Warning: Shopping Centres Are Booby Trapped for Parents

Mums are caught in a conundrum. Taking a toddler shopping is akin to walking into a land mine site yet the groceries need to be bought, and the other necessities of life. When I first experienced shopping with a daughter who had just entered toddlerhood, I left exhausted and frazzled, with little more than a loaf of bread and three new singlets for my darling. I had entered a new realm of shopping. Unlike the baby year, where good timing was the key to successful shopping, taking a toddler along required a whole new level of skills. Negotiations over hopping back in the pram became necessary. Explanations over why she can’t take everything within reach home with her were needed – or indeed why she can’t touch everything within reach. Diversion tactics, patience and the ability to compromise became part of the shopping experience.

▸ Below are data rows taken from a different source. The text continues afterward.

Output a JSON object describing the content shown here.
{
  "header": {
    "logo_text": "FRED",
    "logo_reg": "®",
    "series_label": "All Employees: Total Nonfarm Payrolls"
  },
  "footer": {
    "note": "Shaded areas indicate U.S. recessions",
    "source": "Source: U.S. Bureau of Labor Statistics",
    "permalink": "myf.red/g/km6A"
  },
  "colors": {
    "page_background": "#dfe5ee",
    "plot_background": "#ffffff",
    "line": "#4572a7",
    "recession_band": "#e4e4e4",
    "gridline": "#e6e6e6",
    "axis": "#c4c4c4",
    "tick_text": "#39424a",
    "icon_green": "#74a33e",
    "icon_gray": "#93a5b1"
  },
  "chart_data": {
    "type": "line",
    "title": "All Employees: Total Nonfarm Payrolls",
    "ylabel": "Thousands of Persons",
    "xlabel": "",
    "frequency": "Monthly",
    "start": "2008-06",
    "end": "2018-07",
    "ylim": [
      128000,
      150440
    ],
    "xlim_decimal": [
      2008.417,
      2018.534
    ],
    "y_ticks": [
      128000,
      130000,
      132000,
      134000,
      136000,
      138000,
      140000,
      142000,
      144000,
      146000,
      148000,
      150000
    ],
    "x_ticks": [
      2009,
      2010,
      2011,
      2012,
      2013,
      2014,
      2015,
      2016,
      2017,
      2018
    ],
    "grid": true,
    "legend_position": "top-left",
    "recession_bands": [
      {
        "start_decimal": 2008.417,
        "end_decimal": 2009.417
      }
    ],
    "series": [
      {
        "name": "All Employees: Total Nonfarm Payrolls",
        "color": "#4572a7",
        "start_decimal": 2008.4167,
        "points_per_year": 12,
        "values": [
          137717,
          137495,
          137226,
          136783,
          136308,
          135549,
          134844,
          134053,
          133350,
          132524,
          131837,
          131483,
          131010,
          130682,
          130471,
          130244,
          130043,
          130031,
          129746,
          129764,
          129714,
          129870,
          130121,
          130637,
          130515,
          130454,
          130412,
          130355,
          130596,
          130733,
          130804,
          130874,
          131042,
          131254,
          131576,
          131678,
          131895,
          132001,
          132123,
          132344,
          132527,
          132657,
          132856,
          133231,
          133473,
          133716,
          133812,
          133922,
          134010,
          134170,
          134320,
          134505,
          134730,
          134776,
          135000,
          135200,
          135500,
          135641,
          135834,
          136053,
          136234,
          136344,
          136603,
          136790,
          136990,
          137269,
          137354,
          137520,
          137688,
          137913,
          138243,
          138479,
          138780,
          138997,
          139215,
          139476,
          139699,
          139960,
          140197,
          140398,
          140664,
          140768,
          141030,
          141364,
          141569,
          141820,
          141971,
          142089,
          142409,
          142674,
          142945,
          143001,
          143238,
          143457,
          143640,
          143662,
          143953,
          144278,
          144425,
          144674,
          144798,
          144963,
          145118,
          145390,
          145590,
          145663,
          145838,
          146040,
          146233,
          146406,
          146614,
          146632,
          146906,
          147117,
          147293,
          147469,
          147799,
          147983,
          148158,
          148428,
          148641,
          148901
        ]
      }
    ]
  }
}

The land mines in shopping centres are many and varied. At first I wasn’t aware of where they all were, or what form they came in, but over time I felt I’d mastered it and have managed to actually enjoy our shopping adventures together. Pet shops are included in the itinerary, home wares shops are a definite no go zone, toy shops are reserved for when there is lots of time spare, post offices and news agencies require careful negotiation to fit a pram through and must be surveyed for boxes lying in the aisles upon entry.

But a new land mine of explosive caliber has come into my life. Princess Toddler discovered the shopping centre ride. Likely to reduce the calmest of toddler to a tantrum of an ear-piercing, foot stomping nature, these have become the bane of my existence. Gone are the days of happily sliding the pram along a slippery tile floor between stores. Gone in fact is the ability to go to my local shopping strip without tantrums over these evil rides.

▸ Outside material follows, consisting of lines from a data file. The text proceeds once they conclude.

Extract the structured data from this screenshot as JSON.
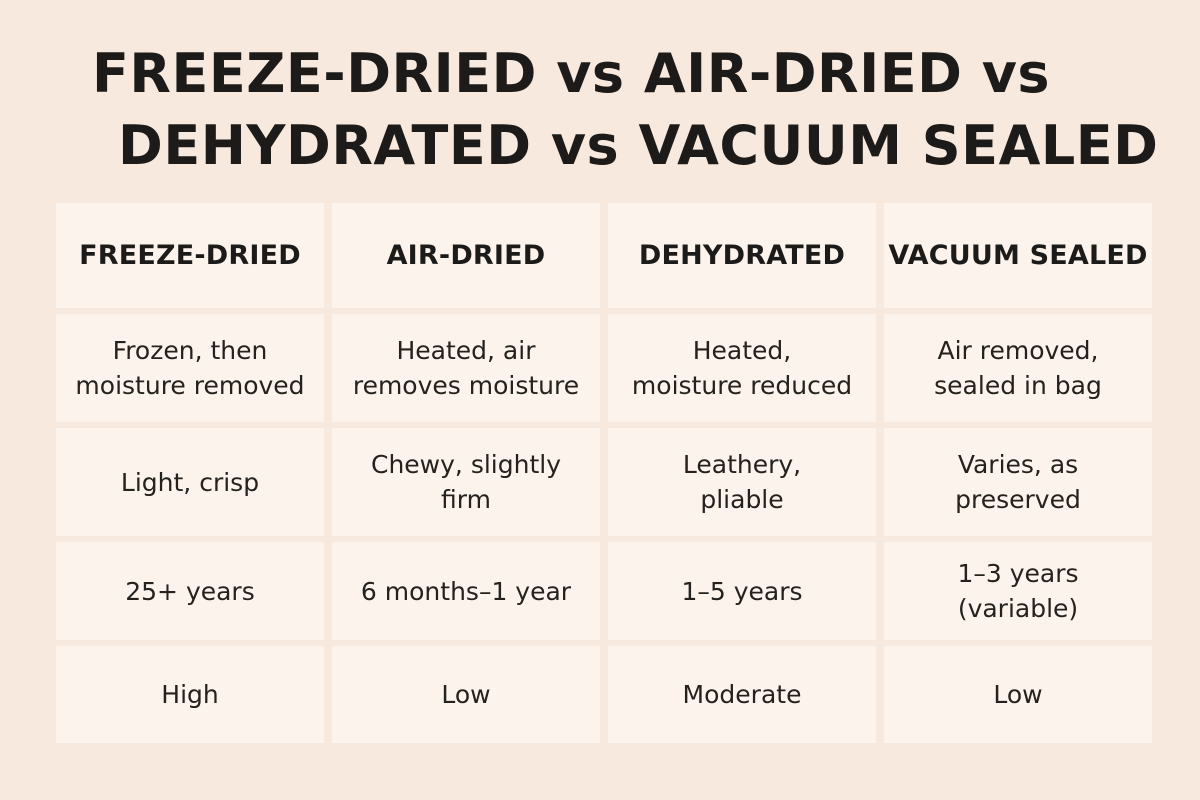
{
  "title": {
    "line1": "FREEZE-DRIED vs AIR-DRIED vs",
    "line2": "DEHYDRATED vs VACUUM SEALED"
  },
  "table": {
    "headers": [
      "FREEZE-DRIED",
      "AIR-DRIED",
      "DEHYDRATED",
      "VACUUM SEALED"
    ],
    "rows": [
      [
        "Frozen, then\nmoisture removed",
        "Heated, air\nremoves moisture",
        "Heated,\nmoisture reduced",
        "Air removed,\nsealed in bag"
      ],
      [
        "Light, crisp",
        "Chewy, slightly\nfirm",
        "Leathery,\npliable",
        "Varies, as\npreserved"
      ],
      [
        "25+ years",
        "6 months–1 year",
        "1–5 years",
        "1–3 years\n(variable)"
      ],
      [
        "High",
        "Low",
        "Moderate",
        "Low"
      ]
    ]
  },
  "colors": {
    "background": "#f7e9dd",
    "cell": "#fcf4ec",
    "text": "#1d1b19"
  }
}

Having been acutely aware for some time now that it would be the ultimate mistake to give Princess Toddler a go on one of these rides, I have avoided so much as glancing in their direction. But as her awareness has grown, so has her discovery that these rides look like fun. It hasn’t helped matters that she’s even seen other kids smiling as they bob up and down in a ladybug that beeps and flashes red. I even relented and gave her a turn one time, but the fascination has remained much the same.

The worst thing is that at my local shopping zone, there is one of these wretched rides on either side of the street. There’s a train on one side, a car on the other. This means that every time we go to the newsagents, the post office, the supermarket, the bakery, the library etc etc, we have to pass them. At first I tried ignoring my daughter all together when she said ‘train,’ ‘train.’ That worked for a while. But over time the pleas became more insistent. And finally reached tantrum stage. I let her sit on one without inserting any coins but that was less than satisfactory. Now my shopping trips are a nightmare and unless I have four dollars to throw away each time we go to the local shopping strip, I just walk on by as quickly as I can and watch as people eye my screaming child. I feel for her. I’d love to give her a go every time we go to the shops, but sorry baby, I don’t have $12 a week to throw in a car or train.